JURNALKALIMANTAN.COM, KOTABARU – Pemerintah Kabupaten Kotabaru melalui Dinas Pendidikan dan Kebudayaan, melalukan gala premier film dokumenter Kisah Perjuangan Raja Pertama Kerajaan Pulau Laut, Pangeran Jaya Sumitradi Bioskop New Star Cineplex (NSC) Kotabaru, Sabtu (13/6/26) malam.
Usai menyaksikan penayangan perdana tersebut, Wakil Bupati Kotabaru, Syairi Mukhlis, S.Sos., yang turut memerankan tokoh Pangeran Jaya Sumitra dalam film itu mengatakan, dokumenter tersebut menjadi media edukasi sekaligus upaya pelestarian budaya lokal, khususnya bagi generasi muda agar mengenal sejarah Kabupaten Kotabaru.
“Film ini mampu mengangkat sejarah yang mungkin hampir terlupakan bagi generasi muda kita di Kabupaten Kotabaru. Paling tidak, ini bisa kembali diangkat ke permukaan dan dikenali anak muda kita,” ujarnya.

Menurut Syairi, film dokumenter tersebut diharapkan menjadi awal kebangkitan sejarah lokal yang terus digali dan dikenalkan kepada masyarakat luas.
Pada kesempatan itu, ia juga mengajak seluruh masyarakat Kabupaten Kotabaru untuk menyaksikan film dokumenter tersebut selama masa penayangan.
“Malam ini penayangan perdana dan akan dilanjutkan beberapa hari ke depan. Kami mengajak seluruh warga Kotabaru menyaksikan film sejarah ini agar mengetahui latar belakang nama Rumah Sakit Pangeran Jaya Sumitra, karena beliau merupakan pendiri Kabupaten Kotabaru sekaligus Raja pertama Kerajaan Pulau Laut,” jelasnya.

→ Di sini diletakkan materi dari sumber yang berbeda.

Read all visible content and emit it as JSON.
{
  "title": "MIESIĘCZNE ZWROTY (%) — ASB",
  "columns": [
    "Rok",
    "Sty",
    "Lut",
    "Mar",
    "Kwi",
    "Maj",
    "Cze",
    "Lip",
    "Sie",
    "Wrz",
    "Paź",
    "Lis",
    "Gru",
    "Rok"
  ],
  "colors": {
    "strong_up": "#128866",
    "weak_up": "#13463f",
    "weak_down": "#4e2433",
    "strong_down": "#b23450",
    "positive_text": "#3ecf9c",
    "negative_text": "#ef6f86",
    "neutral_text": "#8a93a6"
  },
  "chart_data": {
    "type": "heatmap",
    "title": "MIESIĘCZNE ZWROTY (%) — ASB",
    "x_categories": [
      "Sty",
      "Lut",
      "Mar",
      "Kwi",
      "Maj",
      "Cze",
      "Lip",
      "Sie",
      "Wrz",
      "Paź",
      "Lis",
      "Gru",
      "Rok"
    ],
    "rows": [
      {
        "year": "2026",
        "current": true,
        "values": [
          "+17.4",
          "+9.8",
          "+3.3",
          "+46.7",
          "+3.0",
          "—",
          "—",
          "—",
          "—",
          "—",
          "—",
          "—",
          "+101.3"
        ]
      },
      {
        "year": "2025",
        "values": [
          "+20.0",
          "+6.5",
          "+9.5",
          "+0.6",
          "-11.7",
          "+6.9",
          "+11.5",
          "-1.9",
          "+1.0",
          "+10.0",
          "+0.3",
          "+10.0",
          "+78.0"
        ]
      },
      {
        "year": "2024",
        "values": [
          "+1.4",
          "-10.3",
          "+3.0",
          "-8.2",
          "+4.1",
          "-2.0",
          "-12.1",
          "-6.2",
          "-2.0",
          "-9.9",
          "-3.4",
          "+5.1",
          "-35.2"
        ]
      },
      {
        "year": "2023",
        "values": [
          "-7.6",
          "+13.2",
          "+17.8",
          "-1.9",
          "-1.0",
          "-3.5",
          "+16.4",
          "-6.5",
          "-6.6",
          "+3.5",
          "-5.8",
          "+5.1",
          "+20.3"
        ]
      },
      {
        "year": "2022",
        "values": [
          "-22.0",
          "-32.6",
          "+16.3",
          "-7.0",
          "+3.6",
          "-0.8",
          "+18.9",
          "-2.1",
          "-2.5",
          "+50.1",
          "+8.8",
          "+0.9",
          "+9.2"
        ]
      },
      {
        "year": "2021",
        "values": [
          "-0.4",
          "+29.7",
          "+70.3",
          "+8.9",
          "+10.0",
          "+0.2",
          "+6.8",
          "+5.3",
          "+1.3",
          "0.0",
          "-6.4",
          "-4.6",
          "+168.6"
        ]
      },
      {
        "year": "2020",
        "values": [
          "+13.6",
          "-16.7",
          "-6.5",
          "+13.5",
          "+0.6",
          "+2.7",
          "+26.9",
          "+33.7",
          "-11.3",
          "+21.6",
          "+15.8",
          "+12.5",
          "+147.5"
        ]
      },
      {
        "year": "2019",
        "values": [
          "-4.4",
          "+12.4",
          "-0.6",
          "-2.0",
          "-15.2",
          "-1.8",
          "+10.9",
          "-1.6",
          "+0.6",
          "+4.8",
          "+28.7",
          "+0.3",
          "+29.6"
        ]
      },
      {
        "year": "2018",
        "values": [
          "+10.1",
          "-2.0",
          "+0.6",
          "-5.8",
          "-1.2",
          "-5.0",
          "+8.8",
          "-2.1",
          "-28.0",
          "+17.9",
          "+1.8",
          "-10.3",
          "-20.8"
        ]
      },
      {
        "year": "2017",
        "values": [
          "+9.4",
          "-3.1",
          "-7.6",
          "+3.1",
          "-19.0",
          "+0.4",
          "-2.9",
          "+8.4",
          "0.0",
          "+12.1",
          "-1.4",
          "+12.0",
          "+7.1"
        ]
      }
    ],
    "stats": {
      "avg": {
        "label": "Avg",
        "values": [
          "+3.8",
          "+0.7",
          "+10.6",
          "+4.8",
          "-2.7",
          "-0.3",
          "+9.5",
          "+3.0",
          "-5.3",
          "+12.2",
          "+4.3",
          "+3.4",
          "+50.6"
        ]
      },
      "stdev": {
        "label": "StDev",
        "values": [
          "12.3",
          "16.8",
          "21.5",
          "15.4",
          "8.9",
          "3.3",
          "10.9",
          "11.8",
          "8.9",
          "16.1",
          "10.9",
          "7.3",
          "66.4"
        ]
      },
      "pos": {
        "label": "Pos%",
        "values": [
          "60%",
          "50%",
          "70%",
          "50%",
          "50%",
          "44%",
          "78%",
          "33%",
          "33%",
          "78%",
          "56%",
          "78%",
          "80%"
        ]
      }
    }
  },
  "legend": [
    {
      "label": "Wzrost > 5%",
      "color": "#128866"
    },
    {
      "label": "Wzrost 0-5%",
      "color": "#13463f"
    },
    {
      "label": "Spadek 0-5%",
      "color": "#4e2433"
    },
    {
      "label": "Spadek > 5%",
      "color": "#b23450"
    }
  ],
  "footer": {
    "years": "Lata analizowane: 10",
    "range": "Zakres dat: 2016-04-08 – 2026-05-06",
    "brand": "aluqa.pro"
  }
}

Film dokumenter ini mengangkat perjuangan Pangeran Jaya Sumitra dalam merintis Kerajaan Pulau Laut yang menjadi bagian penting dari sejarah Kabupaten Kotabaru.
Dikisahkan, sekitar tahun 1850 saat wilayah Kusan mengalami gejolak, Pangeran Jaya Sumitra memutuskan memindahkan pusat pemerintahan ke Pulau Laut, tepatnya di Salino. Langkah tersebut dilakukan sebagai strategi untuk menghimpun kekuatan dalam menghadapi penjajah. Dari sinilah, Pangeran Jaya Sumitra kemudian dikenal sebagai Raja pertama Kerajaan Pulau Laut.
Gala premier film dokumenter ini turut dihadiri Ketua DPRD, unsur Forkopimda, Asisten I Setda Kotabaru, Ketua GOW, Ketua Dewan Kesenian Kotabaru, serta para pemeran film dokumenter Pangeran Jaya Sumitra.